The cost of employer-provided health insurance is set to increase 5.7 percent next year. That's on top of a 6.1 percent hike in 2011.
Fortunately, Utah's own Sen. Orrin Hatch is trying to do something about the seemingly endless rise in the cost of health care coverage.
A bill under consideration in the Senate co-sponsored by Hatch and Sen. John Barrasso, R-Wyo., would repeal billions of dollars in new taxes levied on health insurers by the federal health reform law. Not only will the measure yield lower health insurance premiums, but it will also help stimulate the American economy. Utahns should rally around the senators' efforts.
Starting in 2014, health insurance companies must pay a tax based on their net annual premium revenue. In essence, the larger an insurer's market share, the bigger the tax it has to pay.
The purpose of this new tax is simple, to raise revenue. It's expected to generate $87 billion for the federal government in just the first five years of implementation.
Slapping insurers with taxes may be politically popular. But they won't be the ones who ultimately shoulder the burden of the levy. Consumers will. As an analysis from former Congressional Budget Office director Douglas Holtz-Eakin put it, the costs of this new tax will "be largely passed through to consumers in the form of higher premiums for private coverage."
Once the tax has kicked in, health premiums are going to jump an estimated $135 billion over the next decade, according to Holtz-Eakin's report.
What does that mean for the average American? A study from the consulting firm Oliver Wyman found that over the next 10 years this tax could raise the cost of an individual health plan by as much as $2,400 and the price of a family policy by up to $5,700.
So millions of American families will face higher insurance premiums. Many are still struggling to pull themselves out of the recession. This is absolutely the worst time to ratchet up their health insurance expenses.

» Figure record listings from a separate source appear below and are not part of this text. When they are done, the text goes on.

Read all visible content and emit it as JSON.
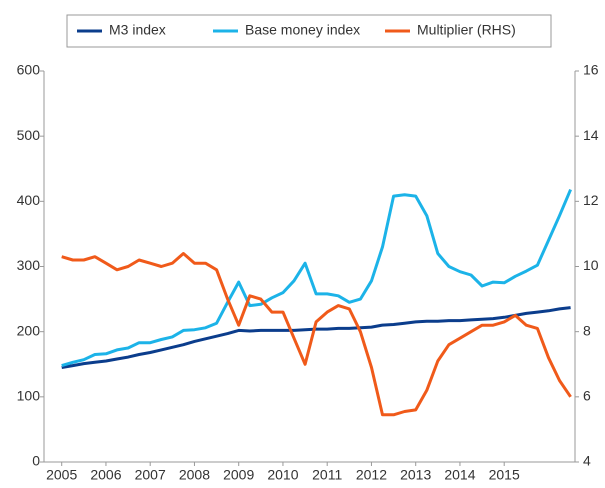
{
  "chart_data": {
    "type": "line",
    "x": [
      2005,
      2005.25,
      2005.5,
      2005.75,
      2006,
      2006.25,
      2006.5,
      2006.75,
      2007,
      2007.25,
      2007.5,
      2007.75,
      2008,
      2008.25,
      2008.5,
      2008.75,
      2009,
      2009.25,
      2009.5,
      2009.75,
      2010,
      2010.25,
      2010.5,
      2010.75,
      2011,
      2011.25,
      2011.5,
      2011.75,
      2012,
      2012.25,
      2012.5,
      2012.75,
      2013,
      2013.25,
      2013.5,
      2013.75,
      2014,
      2014.25,
      2014.5,
      2014.75,
      2015,
      2015.25,
      2015.5,
      2015.75,
      2016,
      2016.25,
      2016.5
    ],
    "series": [
      {
        "name": "M3 index",
        "color": "#0b3d8c",
        "axis": "y",
        "values": [
          145,
          148,
          151,
          153,
          155,
          158,
          161,
          165,
          168,
          172,
          176,
          180,
          185,
          189,
          193,
          197,
          202,
          201,
          202,
          202,
          202,
          202,
          203,
          204,
          204,
          205,
          205,
          206,
          207,
          210,
          211,
          213,
          215,
          216,
          216,
          217,
          217,
          218,
          219,
          220,
          222,
          225,
          228,
          230,
          232,
          235,
          237
        ]
      },
      {
        "name": "Base money index",
        "color": "#1cb3e8",
        "axis": "y",
        "values": [
          148,
          153,
          157,
          165,
          166,
          172,
          175,
          183,
          183,
          188,
          192,
          202,
          203,
          206,
          213,
          245,
          276,
          240,
          242,
          252,
          260,
          278,
          305,
          258,
          258,
          255,
          245,
          250,
          278,
          330,
          408,
          410,
          408,
          378,
          320,
          300,
          292,
          287,
          270,
          276,
          275,
          285,
          293,
          302,
          340,
          378,
          418
        ]
      },
      {
        "name": "Multiplier (RHS)",
        "color": "#f05a1a",
        "axis": "y2",
        "values": [
          10.3,
          10.2,
          10.2,
          10.3,
          10.1,
          9.9,
          10.0,
          10.2,
          10.1,
          10.0,
          10.1,
          10.4,
          10.1,
          10.1,
          9.9,
          9.0,
          8.2,
          9.1,
          9.0,
          8.6,
          8.6,
          7.8,
          7.0,
          8.3,
          8.6,
          8.8,
          8.7,
          8.0,
          6.9,
          5.45,
          5.45,
          5.55,
          5.6,
          6.2,
          7.1,
          7.6,
          7.8,
          8.0,
          8.2,
          8.2,
          8.3,
          8.5,
          8.2,
          8.1,
          7.2,
          6.5,
          6.0
        ]
      }
    ],
    "xlim": [
      2004.6,
      2016.6
    ],
    "xticks": [
      2005,
      2006,
      2007,
      2008,
      2009,
      2010,
      2011,
      2012,
      2013,
      2014,
      2015
    ],
    "ylim": [
      0,
      600
    ],
    "yticks": [
      0,
      100,
      200,
      300,
      400,
      500,
      600
    ],
    "y2lim": [
      4,
      16
    ],
    "y2ticks": [
      4,
      6,
      8,
      10,
      12,
      14,
      16
    ],
    "legend": "top"
  }
}
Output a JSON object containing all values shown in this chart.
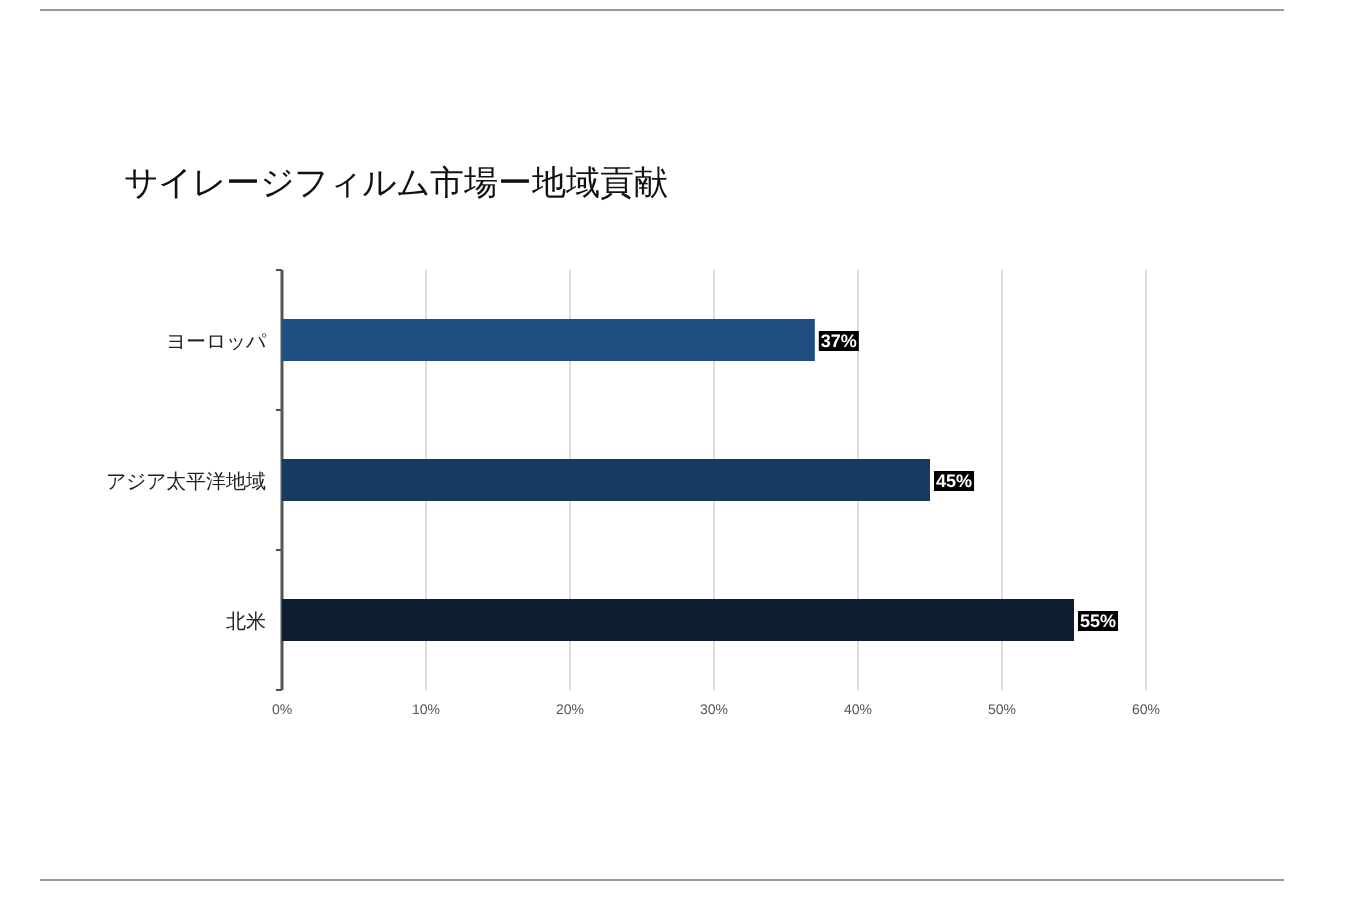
{
  "chart_data": {
    "type": "bar",
    "orientation": "horizontal",
    "title": "サイレージフィルム市場ー地域貢献",
    "categories": [
      "ヨーロッパ",
      "アジア太平洋地域",
      "北米"
    ],
    "values": [
      37,
      45,
      55
    ],
    "colors": [
      "#1f4e80",
      "#173a60",
      "#0e1e30"
    ],
    "value_labels": [
      "37%",
      "45%",
      "55%"
    ],
    "xlim": [
      0,
      60
    ],
    "xticks": [
      {
        "value": 0,
        "label": "0%"
      },
      {
        "value": 10,
        "label": "10%"
      },
      {
        "value": 20,
        "label": "20%"
      },
      {
        "value": 30,
        "label": "30%"
      },
      {
        "value": 40,
        "label": "40%"
      },
      {
        "value": 50,
        "label": "50%"
      },
      {
        "value": 60,
        "label": "60%"
      }
    ],
    "grid": "x"
  }
}
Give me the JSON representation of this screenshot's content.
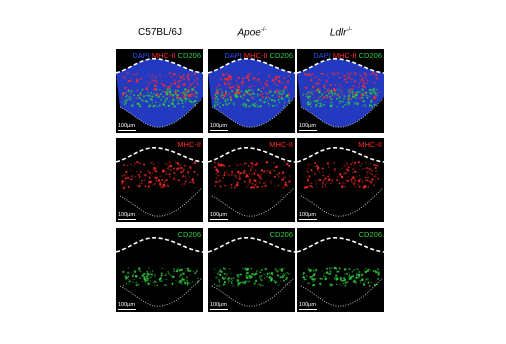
{
  "columns": [
    {
      "name": "C57BL/6J",
      "italic": false
    },
    {
      "name": "Apoe",
      "sup": "-/-",
      "italic": true
    },
    {
      "name": "Ldlr",
      "sup": "-/-",
      "italic": true
    }
  ],
  "rows": [
    {
      "stains": [
        {
          "label": "DAPI",
          "color": "#2f4cff"
        },
        {
          "label": "MHC-II",
          "color": "#ff2a2a"
        },
        {
          "label": "CD206",
          "color": "#2ecc40"
        }
      ]
    },
    {
      "stains": [
        {
          "label": "MHC-II",
          "color": "#ff2a2a"
        }
      ]
    },
    {
      "stains": [
        {
          "label": "CD206",
          "color": "#2ecc40"
        }
      ]
    }
  ],
  "scale_bar": "100μm"
}
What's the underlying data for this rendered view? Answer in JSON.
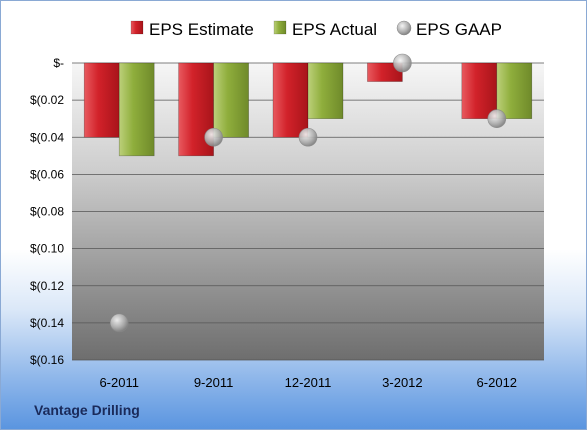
{
  "chart_data": {
    "type": "bar",
    "categories": [
      "6-2011",
      "9-2011",
      "12-2011",
      "3-2012",
      "6-2012"
    ],
    "series": [
      {
        "name": "EPS Estimate",
        "kind": "bar",
        "color": "#d2222a",
        "values": [
          -0.04,
          -0.05,
          -0.04,
          -0.01,
          -0.03
        ]
      },
      {
        "name": "EPS Actual",
        "kind": "bar",
        "color": "#8fae3c",
        "values": [
          -0.05,
          -0.04,
          -0.03,
          0.0,
          -0.03
        ]
      },
      {
        "name": "EPS GAAP",
        "kind": "marker",
        "color": "#b8b8b8",
        "values": [
          -0.14,
          -0.04,
          -0.04,
          0.0,
          -0.03
        ]
      }
    ],
    "ylim": [
      -0.16,
      0.0
    ],
    "yticks": [
      0.0,
      -0.02,
      -0.04,
      -0.06,
      -0.08,
      -0.1,
      -0.12,
      -0.14,
      -0.16
    ],
    "ytick_labels": [
      "$-",
      "$(0.02",
      "$(0.04",
      "$(0.06",
      "$(0.08",
      "$(0.10",
      "$(0.12",
      "$(0.14",
      "$(0.16"
    ],
    "grid": true,
    "legend_position": "top"
  },
  "brand_label": "Vantage Drilling"
}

The health insurance tax will also cause coverage costs for Utah's businesses to jump. It's estimated that the new levy will engender nearly $300 billion in additional expenses for the private sector in America over its first two decades.
Firms will compensate for higher health costs by cutting down on other expenses. One survey from Towers Watson found that 90 percent of American businesses plan on cutting labor costs because of the tax.
This cost-cutting will involve, in part, reductions in employee wages. Holtz-Eakin found that the average employee with a family insurance plan through work will see his take-home pay drop $5,000 over the next decade because of this new tax.
Some parts of the private sector will respond by slashing jobs. Eliminating positions may be the only way for many firms — particularly small ones with less wiggle-room in their budgets — to stay afloat amidst spiraling health care costs.
In fact, the National Federation of Independent Businesses estimates that the health insurance tax will cause American firms to slash between 125,000 to 249,000 positions over the next 10 years. Over half of those job losses will occur in small businesses.
The harm to smaller firms is actually more damaging to the economy than bigger firms. According to U.S. Census data, small businesses create more than 90 percent of net new jobs nationally. These are the agile, innovative private enterprises whose growth policymakers should be encouraging to reinvigorate the job market. But this new health insurance tax will do precisely the opposite.
Utah's unemployment rate is 7.4 percent. That's lower than the national average but still well above what's healthy. The job cuts sure to be delivered by this insurance tax couldn't come at a worse time for this state — or the country at large.
Hatch is right to call for the repeal of the health insurance tax. If it's allowed to stand, then Utahns and Americans will face a future of skyrocketing premiums, sluggish economic growth and dwindling job opportunities.
Ryan Thorn is the former president of the Utah Association of Health Underwriters.